Mesmo depois de a tempestade mostrar seu poder destrutivo nos três países, as autoridades líbias pareceram não ter nenhum plano para monitorar as represas, alertar os moradores ou retirá-los da região, disse Anas El Gomati, diretor do Instituto Sadeq, um centro de pesquisa de política líbia.

— Nós dizemos Mãe Natureza, mas isso é um ato do homem, é incompetência das elites políticas líbias — disse El Gomati said. — Não há palavras para descrever o nível bíblico de sofrimento pelo qual essas pessoas têm de passar.

Análise: Líbia do Leste versus Líbia do Oeste em tempos de enchente

A Líbia passou por 42 anos de governo autocrático sob o coronel Muamar Kadafi antes de ele ser destituído e morto durante um levante popular em 2011, durante a Primavera Árabe.

Durante a última década, o país se fragmentou por uma guerra civil que atraiu vários atores internacionais, incluindo os EUA.

O país se divide entre dois governos: um internacionalmente reconhecido com base em Trípoli, a capital, e apoiado pela Turquia, e outro administrado de forma separada no leste pelo Exército Nacional Líbio (ELN) e seu comandante, marechal Khalifa Haftar, um antigo líder de milícia, com o apoio da Rússia, Emirados Árabes Unidos e Egito.

A administração dupla complica os esforços de resgate e ajuda e, apesar de o país ter as maiores reservas de petróleo e gás do continente africano, sua infraestrutura foi deficientemente mantida após uma década de caos político.

— Nos últimos dez anos, a Líbia foi de uma guerra a outra, de uma crise política a outra — disse Claudia Gazzini, uma analista de Líbia no centro de estudos International Crisis Group, ao jornal americano The New York Times. — Essencialmente, isso significa que, pelos últimos dez anos, não houve muito investimento na infraestrutura do país.

O país também é especialmente vulnerável às mudanças climáticas e a tempestades severas. O aquecimento expande as águas do Mediterrâneo, aumentando os níveis de seus mares, erodindo áreas costeiras e contribuindo para enchentes, com as regiões localizadas em níveis mais baixos particularmente em risco, segundo a ONU.

Em média, tormentas com força de furacão se formam uma ou duas vezes no Mar Mediterrâneo, usualmente no outono (no Hemisfério Norte), de acordo com a Administração Atmosférica e Oceânica Nacional.
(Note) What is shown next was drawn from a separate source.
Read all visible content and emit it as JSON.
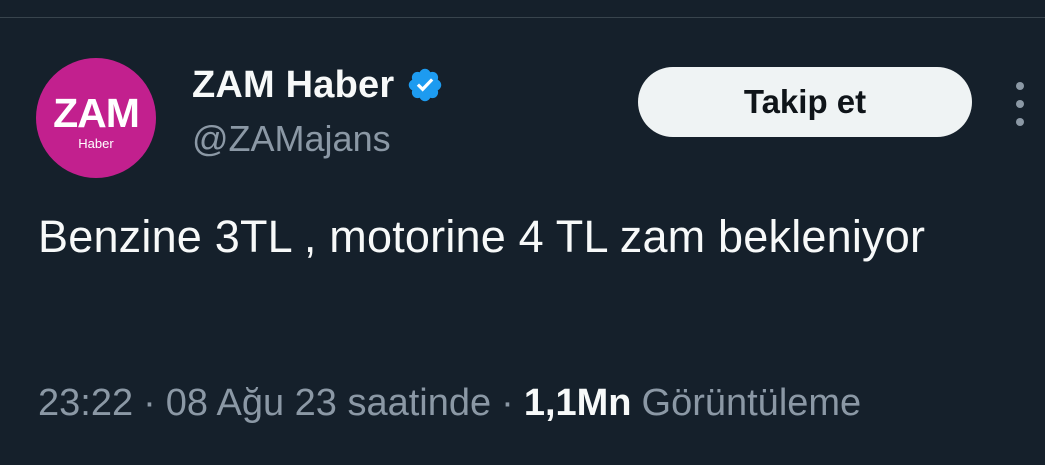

À medida que as emissões de gases-estufa induzidas por humanos aquecem o planeta, tempestades de todos os tipos geralmente causam precipotações mais pesadas por uma simples razão: ar mais quente pode conter mais umidade.

A maior parte da população da Líbia vive em áreas costeiras, e o aumento dos temporais intensos pode desencadear amplos danos de infraestrutura, alertou em 2021 a Rede de Especialistas em Segurança Climática, um grupo de aconselhamento sobre riscos de segurança relacionados ao clima.

— A tempestade Daniel trouxe à luz o fato de que a Líbia é mal preparada para lidar com os esfeitos da mudança climática e com eventos de clima extremos — disse Malak Altaeb, um consultor líbio e pesquisador em política ambiental no Oriente Médio e Norte da África. — A necessidade de ação urgente para abordar esses assuntos prementes não podem mais ser subestimada.